SHANGHAI, Aug. 13 (SMM) – The PBOC lowered the central parity of RMB:USD further yesterday. Fed official said this may affect their plan for an interest rate hike, pushing down the US dollar to a five-week low of 96 and in turn driving up base metals.
The central parity of RMB:USD was lowered by 1,008 basis points to 6.3306 yesterday. The RMB：USD dropped by nearly daily limit at one point, though rallied and closed at 6.3870. Analysts said RMB had been overvalued. It was reported Chinese government entered the market before the end of trading to help arrest RMB declines. The PBOC pointed out the RMB will not continue to depreciate. Investment in China’s property market in the first seven months of the year was up 4.3% YoY, with the growth down 0.3% from the first six months.

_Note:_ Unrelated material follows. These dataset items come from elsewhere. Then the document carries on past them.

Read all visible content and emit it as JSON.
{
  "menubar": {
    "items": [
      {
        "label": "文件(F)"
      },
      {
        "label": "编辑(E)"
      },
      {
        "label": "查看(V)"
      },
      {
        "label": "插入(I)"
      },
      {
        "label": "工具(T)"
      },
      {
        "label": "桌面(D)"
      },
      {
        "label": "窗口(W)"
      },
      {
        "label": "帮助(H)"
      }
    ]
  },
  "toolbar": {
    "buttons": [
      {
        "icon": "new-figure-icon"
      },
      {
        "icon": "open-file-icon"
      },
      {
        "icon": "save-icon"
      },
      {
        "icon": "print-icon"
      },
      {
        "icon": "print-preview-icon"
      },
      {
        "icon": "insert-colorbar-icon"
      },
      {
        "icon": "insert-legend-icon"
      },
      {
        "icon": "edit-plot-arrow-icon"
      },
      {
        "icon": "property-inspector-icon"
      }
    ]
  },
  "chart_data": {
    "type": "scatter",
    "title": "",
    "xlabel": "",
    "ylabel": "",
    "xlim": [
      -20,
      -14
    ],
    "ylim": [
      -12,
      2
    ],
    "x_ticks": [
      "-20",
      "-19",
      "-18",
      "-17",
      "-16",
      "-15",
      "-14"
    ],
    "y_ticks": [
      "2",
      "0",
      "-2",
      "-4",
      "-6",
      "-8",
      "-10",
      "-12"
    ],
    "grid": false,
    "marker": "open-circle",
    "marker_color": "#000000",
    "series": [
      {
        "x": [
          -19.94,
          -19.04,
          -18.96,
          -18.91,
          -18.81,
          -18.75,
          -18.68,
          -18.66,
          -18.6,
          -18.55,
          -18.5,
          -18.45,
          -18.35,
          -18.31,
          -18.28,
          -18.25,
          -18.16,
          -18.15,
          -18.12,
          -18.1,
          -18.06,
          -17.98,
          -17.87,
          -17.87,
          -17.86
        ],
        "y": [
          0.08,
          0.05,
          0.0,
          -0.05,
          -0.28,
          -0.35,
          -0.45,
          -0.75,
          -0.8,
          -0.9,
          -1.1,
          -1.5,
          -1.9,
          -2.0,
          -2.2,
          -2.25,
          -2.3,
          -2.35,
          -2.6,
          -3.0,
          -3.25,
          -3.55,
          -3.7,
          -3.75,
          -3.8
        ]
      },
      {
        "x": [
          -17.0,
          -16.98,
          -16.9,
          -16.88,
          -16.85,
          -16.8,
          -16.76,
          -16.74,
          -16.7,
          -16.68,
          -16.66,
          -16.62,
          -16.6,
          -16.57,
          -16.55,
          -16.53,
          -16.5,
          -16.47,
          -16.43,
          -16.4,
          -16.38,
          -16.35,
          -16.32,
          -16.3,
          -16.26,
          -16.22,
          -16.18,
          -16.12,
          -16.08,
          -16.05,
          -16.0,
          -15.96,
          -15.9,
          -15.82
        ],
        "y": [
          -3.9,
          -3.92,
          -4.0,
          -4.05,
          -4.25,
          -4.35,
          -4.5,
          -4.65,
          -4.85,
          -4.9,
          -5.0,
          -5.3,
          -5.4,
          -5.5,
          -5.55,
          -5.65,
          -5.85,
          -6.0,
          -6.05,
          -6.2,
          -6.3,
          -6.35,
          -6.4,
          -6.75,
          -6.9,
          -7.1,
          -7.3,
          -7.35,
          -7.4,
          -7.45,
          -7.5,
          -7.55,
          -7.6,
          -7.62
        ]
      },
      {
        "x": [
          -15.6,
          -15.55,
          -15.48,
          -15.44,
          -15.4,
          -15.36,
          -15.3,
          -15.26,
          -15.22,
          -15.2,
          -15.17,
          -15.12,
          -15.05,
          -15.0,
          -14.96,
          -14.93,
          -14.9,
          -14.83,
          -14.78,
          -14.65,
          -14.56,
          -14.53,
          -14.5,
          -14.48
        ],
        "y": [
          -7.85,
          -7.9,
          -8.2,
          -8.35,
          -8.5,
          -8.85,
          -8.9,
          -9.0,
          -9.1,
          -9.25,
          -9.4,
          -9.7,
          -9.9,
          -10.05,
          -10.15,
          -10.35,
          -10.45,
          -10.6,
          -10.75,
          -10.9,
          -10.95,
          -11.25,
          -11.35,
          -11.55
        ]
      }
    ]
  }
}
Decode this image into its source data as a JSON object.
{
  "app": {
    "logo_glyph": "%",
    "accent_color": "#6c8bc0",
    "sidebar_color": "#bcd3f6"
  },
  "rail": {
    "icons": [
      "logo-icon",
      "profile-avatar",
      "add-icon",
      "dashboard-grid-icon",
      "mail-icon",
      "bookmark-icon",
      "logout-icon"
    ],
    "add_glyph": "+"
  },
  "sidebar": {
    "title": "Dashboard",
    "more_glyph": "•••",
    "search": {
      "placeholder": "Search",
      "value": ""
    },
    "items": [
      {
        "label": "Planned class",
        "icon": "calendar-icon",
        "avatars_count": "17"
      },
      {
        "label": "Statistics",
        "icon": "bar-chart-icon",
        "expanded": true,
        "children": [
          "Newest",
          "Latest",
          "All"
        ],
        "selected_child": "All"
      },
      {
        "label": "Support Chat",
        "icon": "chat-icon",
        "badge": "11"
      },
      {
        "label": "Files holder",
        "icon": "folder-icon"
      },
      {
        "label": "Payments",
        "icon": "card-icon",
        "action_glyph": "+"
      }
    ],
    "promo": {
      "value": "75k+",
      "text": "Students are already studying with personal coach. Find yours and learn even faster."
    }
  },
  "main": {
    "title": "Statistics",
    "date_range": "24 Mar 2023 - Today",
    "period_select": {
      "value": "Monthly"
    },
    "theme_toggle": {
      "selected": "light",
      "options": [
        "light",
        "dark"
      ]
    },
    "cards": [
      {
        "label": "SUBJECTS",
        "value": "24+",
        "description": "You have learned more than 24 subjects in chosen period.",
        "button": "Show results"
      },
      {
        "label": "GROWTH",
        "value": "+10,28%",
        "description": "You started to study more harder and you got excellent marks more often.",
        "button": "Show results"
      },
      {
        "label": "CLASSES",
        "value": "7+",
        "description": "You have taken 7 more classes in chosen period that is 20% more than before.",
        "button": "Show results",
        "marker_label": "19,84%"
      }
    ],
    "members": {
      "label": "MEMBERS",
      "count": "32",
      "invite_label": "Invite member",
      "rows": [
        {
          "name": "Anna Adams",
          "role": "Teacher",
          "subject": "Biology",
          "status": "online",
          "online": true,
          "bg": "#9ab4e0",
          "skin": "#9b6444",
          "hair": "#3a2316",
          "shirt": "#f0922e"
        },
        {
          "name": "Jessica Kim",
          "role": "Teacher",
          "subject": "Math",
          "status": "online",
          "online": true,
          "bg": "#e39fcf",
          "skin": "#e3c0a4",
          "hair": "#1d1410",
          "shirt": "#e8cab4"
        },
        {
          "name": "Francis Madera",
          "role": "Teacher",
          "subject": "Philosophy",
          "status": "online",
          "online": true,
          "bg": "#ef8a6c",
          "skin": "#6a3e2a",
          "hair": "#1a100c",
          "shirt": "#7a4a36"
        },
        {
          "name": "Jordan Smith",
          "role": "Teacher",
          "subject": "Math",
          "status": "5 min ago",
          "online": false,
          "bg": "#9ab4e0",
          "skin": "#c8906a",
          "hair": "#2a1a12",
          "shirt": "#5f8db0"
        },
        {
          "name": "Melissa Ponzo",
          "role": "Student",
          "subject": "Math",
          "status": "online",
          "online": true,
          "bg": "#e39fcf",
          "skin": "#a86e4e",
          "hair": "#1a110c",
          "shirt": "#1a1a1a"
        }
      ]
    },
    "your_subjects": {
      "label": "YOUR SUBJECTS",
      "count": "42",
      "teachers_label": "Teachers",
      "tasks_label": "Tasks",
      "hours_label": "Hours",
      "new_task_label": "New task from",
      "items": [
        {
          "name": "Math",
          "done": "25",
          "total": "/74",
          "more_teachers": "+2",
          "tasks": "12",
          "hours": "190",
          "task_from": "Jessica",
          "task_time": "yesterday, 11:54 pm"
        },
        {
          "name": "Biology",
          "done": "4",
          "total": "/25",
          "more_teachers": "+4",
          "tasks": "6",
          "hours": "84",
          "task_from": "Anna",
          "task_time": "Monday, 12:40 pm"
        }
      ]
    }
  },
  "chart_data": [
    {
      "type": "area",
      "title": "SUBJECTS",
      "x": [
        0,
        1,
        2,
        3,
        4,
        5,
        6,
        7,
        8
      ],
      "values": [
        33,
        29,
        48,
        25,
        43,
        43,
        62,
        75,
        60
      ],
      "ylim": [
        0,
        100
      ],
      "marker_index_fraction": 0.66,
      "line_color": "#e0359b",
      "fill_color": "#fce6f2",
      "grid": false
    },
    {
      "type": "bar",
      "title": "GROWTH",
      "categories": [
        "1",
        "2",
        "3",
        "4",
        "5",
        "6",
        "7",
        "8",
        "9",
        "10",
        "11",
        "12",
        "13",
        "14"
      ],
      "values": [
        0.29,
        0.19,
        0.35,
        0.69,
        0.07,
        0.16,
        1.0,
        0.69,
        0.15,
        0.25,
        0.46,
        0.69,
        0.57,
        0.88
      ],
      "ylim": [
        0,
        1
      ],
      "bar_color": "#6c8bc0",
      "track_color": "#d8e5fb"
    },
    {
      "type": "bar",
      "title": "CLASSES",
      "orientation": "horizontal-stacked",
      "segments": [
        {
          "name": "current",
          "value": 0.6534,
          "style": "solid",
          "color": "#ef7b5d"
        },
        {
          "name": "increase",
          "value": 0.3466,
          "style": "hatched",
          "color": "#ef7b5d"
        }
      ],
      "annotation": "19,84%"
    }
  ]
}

Value added at large industrials rose 6% YoY, with the growth down 0.8% from June. The NBS attributes this to sluggish overseas demand and falling exports.
New York Fed Chairman said China’s intervention in currency market has exerted a strong influence in global economy, and suggested a slower interest rate hike. Dealers expect there is a 40% chance the Fed will hike interest rate at its September policy meeting. The US dollar index thus closed down 0.9%. The EUR:USD rose to 1.12.
Non-USD currencies stabilized against the US dollar. Gold prices reached USD 1,120 oz. Crude oil prices, however, stayed at a low. LME base metals price rebounded.